Example 2: Using specific design thinking tools, frameworks and models within curriculum conversations and design sprints to review and transform students experiences.



This Special Issue aims to go deeper into exploring the potential uses of design thinking in the context of curriculum and learning design and implications for practice in the context of HE and showcase the emerging work and research in this area from around the world.



We share the following provocations around design thinking as triggers to explore the current status-quo and the opportunities for change in HE.




  • HE mostly values thinking. The culture in HE puts a strong emphasis on conversations and discussions, with an emphasis on thorough thinking with a host moderating the meeting. However, in a design process, we talk about a facilitator that designs conversations, people centred design puts emphasis on doing, visualising those conversations as a means to facilitate the connections, making them tangible and bringing rhythm. The question is: Is it possible to move from a meeting-based culture to a designed, visual and actionable way of working? What does that mean in practical terms?

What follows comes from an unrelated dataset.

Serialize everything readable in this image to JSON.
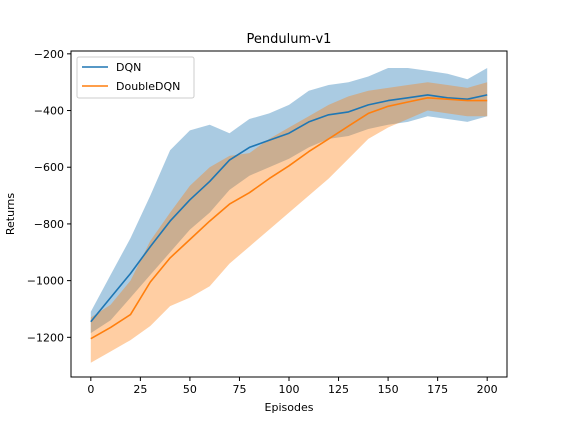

  • Collaboration or individualism. Design thinking requires transparency, trust and collaboration. An openness to ideas that differ from our own. It is not possible to apply the process in a context with a strong individual mindset that protects itself and is judgemental. In a context where promotion for example is dependent on the narrative connected to the individual contribution, how can we bring a design approach to HE? Design is a deeply collaborative process and requires open sharing of diverse and often contradicting ideas, a safe and none-judgemental space that will help ideas develop and grow and become something useful for the design team. How can we recognise contributions collectively?

  • Embracing uncertainty and error. Design thinking requires the openness to play with initiatives that might not work. The university is used to long pilots with associated evaluation models that require strong investment in resources to evaluate. The more invested we are and time dedicated, the more likely the initiatives we define will be safe. Design thinking encourages experimentation, which means designing small prototypes of our initiatives to get quick, more informal feedback to adjust or completely discard our trial. In a context where people might be strongly attached to their own initiatives and with fear of failure, how can we bring a culture of trial and error?

  • Contextual insight and academic insight. One of the key values of people centred design is that it starts by framing the challenges from a contextual perspective. What do students, academics, employers perceive their opportunities and challenges are in this specific school or programme, in relation to a specific topic or goal? However, from an academic perspective, one could ask: why do we need to learn about their experiences when we already know from the literature what works and doesn’t work? In HE we need to explore the effective integration between the lived experience of people in a particular context (in a particular school, faculty, programme) with the extensive academic literature on the topic. How can we effectively integrate both worlds?



We are interested not only in the application of people centred design in HE, but on the overcoming the cultural barriers or considering the cultural challenges that HE has in harnessing the potential it presents for curriculum and learning design.



We welcome articles from new and more experienced academic writers, practitioners and researchers who have been using design thinking principles, practices and processes across the disciplines and professional areas as well as students, who are using design for their learning at undergraduate, postgraduate or doctoral level, from around the world and would like to share their work with a wider audience through an open access issue and help us all gain new insights and deepen our understandings in this area further.



We will consider the following types of contributions:

• Reflective papers (1000-3000 words*)

• Research papers (3000-5000 words)

• Viewpoints (2000-3000 words)

• Innovative practice papers (3000-4000 words)

Note: The word count is indicative rather than prescriptive.